Fig. 1.

Doxycycline-treated TGN-CLCN2 mice show elevated CLCN2 expression. Expression of CLCN2 in doxycycline-treated mouse nasal section (representative of duplicate). Doxycycline-treated or untreated mouse nasal cavities were handled as described in methods. Nasal sections were stained with antibodies to CLCN2 (red), actin (green) to outline cell structure, and DAPI for nuclei (blue). A: immunostained confocal microscopy image shows CLCN2 expression in doxycycline-treated nasal cavity. B: high magnification of image in A shows CLCN2 (arrow) is expressed along the apical region of the epithelia. C: no primary antibody-treated tissue section to demonstrate absence of CLCN2 signal as a negative control. D: native untreated tissue shows reduced CLCN2 expression. Scale bar = 50 μm (A, C, D), 20 μm (B). For E and F, nasal epithelial tissue was excised from Cftr^−/−, Clcn2^−/−, doxycycline-treated TGN-CLCN2, and untreated TGN-CLCN2 mice. The same samples were equalized for total protein and used to determine both CLCN2 (E) and CFTR (F) expression. E: CLCN2 immunoblot of nasal tissue dissected from Cftr^−/−, Clcn2^−/−, doxycycline-treated, and untreated mice. CLCN2 was immunoprecipitated and separated on a 6% SDS PAGE gel.
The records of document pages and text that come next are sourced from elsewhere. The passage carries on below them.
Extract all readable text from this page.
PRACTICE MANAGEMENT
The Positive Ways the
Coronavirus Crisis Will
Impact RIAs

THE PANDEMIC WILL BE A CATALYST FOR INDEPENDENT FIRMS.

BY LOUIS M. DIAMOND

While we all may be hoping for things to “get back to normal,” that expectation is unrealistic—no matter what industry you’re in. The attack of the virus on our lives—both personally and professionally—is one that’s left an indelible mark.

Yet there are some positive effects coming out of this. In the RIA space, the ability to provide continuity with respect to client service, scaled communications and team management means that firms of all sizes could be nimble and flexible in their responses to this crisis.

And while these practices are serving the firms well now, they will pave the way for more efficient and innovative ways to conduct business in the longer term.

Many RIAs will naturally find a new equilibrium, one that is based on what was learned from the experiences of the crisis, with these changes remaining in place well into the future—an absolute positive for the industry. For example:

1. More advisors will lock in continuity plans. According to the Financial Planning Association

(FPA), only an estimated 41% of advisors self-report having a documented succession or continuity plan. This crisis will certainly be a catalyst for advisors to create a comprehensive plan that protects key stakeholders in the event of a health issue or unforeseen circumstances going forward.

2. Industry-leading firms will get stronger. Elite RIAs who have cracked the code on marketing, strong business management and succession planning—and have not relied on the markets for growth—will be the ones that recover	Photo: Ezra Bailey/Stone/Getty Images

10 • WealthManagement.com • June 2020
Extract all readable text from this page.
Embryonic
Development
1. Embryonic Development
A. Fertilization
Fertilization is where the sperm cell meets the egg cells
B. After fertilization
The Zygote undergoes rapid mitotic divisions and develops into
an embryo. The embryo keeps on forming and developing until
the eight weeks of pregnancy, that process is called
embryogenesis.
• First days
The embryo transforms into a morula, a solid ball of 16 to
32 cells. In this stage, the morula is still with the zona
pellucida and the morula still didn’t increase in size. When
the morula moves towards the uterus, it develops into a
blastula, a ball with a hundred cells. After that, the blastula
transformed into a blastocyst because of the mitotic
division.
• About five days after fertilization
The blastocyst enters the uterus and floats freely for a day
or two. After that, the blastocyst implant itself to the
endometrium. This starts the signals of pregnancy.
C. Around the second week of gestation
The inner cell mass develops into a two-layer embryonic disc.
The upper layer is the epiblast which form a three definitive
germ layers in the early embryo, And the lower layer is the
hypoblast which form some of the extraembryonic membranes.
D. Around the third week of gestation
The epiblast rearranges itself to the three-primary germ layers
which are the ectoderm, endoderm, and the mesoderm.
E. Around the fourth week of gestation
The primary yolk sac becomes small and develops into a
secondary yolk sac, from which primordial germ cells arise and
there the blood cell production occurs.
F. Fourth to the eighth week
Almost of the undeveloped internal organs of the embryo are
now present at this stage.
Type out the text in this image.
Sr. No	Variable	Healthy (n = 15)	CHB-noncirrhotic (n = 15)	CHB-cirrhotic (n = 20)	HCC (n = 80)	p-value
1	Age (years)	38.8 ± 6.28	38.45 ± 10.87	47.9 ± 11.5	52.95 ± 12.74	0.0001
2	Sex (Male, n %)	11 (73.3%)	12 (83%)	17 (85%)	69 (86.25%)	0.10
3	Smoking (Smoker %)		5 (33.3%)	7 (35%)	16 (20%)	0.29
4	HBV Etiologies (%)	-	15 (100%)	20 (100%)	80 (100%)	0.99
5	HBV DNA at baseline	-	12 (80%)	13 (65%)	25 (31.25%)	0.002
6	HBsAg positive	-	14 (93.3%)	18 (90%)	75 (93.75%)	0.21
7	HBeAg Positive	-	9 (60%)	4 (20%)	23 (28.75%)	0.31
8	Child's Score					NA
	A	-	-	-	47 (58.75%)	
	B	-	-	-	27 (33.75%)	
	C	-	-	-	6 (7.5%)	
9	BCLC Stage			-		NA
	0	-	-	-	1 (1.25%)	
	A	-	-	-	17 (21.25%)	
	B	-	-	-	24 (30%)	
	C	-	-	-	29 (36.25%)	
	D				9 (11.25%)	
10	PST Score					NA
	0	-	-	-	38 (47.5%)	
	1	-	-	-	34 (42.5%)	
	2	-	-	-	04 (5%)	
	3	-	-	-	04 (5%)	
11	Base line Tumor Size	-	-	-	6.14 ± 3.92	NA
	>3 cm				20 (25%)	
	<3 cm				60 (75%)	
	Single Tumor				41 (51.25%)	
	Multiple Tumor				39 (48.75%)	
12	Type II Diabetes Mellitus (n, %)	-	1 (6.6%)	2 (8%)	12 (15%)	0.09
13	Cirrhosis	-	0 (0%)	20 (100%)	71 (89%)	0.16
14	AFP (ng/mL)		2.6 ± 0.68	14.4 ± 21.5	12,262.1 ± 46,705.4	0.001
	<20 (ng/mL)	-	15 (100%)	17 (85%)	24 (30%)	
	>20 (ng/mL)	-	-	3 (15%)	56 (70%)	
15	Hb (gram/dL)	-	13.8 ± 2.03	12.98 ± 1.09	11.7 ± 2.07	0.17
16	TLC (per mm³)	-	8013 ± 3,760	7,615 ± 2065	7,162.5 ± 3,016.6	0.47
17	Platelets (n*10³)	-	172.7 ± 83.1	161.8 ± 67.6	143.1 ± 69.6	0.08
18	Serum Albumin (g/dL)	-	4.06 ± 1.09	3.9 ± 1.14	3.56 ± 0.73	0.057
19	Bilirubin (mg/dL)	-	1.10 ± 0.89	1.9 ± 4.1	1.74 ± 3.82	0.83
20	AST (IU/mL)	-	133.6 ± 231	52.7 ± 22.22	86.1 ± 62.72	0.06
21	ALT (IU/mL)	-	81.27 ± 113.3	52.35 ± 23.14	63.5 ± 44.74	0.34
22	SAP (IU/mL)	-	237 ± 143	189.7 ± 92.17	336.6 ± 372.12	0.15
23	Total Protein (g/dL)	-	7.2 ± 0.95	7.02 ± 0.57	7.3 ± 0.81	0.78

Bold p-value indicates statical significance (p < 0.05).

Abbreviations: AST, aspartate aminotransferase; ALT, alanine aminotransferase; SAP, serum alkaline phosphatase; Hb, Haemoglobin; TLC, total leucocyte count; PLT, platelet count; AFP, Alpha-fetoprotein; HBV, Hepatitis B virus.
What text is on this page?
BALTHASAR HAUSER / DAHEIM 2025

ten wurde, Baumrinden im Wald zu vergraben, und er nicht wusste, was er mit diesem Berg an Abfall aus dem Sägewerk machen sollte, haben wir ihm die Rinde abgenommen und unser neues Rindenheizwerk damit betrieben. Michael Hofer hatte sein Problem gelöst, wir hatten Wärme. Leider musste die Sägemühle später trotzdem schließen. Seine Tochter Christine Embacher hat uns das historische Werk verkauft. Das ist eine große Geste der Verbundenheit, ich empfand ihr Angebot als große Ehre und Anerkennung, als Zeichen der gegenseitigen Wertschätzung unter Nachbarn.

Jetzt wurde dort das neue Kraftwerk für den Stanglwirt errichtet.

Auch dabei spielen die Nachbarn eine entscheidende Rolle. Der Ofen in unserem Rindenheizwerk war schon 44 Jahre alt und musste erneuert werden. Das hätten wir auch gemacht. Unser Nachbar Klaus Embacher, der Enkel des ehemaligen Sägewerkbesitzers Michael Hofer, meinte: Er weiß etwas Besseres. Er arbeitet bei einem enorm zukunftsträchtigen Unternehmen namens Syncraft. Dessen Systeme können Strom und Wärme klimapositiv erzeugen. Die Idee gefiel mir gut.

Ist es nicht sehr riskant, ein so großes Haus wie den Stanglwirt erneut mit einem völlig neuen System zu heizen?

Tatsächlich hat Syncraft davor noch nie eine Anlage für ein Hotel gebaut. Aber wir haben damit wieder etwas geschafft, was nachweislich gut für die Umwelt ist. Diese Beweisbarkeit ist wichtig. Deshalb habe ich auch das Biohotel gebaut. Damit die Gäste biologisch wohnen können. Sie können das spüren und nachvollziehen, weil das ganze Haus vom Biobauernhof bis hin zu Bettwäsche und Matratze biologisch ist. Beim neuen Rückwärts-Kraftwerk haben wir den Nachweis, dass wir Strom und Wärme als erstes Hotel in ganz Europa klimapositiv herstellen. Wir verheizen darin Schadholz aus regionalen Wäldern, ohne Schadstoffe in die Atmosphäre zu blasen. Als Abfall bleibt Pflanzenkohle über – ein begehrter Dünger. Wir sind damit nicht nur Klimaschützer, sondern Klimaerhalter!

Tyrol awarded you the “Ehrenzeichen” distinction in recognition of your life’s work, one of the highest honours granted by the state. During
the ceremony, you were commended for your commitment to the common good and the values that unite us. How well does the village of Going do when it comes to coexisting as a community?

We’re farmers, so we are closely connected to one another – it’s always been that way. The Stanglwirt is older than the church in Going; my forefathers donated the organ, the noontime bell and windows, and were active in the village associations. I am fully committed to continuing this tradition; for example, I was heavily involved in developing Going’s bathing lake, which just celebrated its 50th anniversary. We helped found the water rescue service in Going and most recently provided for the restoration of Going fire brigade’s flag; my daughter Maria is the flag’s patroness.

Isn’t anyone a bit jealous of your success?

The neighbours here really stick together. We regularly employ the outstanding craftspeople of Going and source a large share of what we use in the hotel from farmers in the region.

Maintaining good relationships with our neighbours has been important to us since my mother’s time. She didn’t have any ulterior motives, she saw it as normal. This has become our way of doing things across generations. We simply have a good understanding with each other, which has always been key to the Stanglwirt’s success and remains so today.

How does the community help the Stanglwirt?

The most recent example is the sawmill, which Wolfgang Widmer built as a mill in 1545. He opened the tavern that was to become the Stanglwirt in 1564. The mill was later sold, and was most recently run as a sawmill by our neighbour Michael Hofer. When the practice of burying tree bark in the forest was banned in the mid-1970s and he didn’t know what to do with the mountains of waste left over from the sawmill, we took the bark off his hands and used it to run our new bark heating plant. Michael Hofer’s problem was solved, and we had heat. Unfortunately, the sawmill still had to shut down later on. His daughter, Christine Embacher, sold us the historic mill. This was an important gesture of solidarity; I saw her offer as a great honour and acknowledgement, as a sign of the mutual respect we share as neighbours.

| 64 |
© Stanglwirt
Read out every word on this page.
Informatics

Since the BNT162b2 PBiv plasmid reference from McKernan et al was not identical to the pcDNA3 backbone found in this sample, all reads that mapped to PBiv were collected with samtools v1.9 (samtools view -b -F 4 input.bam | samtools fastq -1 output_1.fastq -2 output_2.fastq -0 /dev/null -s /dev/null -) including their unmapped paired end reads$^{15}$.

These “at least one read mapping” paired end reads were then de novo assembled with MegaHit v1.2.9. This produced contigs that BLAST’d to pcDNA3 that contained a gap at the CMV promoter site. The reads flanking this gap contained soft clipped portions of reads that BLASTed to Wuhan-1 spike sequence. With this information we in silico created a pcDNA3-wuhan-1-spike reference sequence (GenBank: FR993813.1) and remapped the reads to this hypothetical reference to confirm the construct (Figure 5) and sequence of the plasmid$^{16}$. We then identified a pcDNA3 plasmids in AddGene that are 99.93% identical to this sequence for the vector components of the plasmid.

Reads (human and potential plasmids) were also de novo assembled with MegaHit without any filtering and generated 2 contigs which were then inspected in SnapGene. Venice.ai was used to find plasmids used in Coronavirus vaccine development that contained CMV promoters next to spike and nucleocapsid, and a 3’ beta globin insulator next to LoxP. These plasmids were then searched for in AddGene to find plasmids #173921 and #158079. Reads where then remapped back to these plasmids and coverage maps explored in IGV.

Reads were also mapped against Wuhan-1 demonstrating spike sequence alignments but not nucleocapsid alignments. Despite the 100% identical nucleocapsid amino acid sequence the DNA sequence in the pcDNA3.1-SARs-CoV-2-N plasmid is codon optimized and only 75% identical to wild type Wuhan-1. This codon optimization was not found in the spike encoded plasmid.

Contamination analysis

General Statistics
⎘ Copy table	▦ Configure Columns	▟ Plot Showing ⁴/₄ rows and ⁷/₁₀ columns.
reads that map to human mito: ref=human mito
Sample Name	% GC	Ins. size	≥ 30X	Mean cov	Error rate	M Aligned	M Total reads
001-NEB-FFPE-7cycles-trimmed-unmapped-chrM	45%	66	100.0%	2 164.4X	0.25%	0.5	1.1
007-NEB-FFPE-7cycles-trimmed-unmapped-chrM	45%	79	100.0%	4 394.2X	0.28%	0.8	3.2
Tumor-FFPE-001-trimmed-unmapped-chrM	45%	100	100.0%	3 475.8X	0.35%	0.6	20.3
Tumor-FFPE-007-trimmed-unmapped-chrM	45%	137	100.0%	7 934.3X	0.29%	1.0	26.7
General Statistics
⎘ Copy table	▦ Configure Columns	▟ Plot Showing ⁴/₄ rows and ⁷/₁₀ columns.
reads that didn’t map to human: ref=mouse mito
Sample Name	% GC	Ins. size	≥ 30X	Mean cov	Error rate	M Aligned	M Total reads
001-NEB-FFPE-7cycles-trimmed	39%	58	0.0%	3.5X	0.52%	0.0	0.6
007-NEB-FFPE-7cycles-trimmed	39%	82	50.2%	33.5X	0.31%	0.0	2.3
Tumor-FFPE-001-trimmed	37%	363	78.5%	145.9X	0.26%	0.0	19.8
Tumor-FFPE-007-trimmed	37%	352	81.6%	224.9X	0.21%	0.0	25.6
After transfer, the membrane was probed for CLCN2 as described in methods. CLCN2 (97 kDa) expression increased following induction, is considerable in the Cftr^−/− mouse, and is absent in the Clcn2^−/− mouse. F: CFTR immunoblot of nasal whole tissue lysate. CFTR expression (immature B-band ∼135 kDa, mature C-band ∼170 kDa) is detectable in the Clcn2^−/−, untreated TGN-CLCN2, and doxycyline-treated TGN-CLCN2 mice, and absent in the Cftr^−/− mouse. Equal sample loading in each lane was confirmed by an independent immunoblot for β-actin.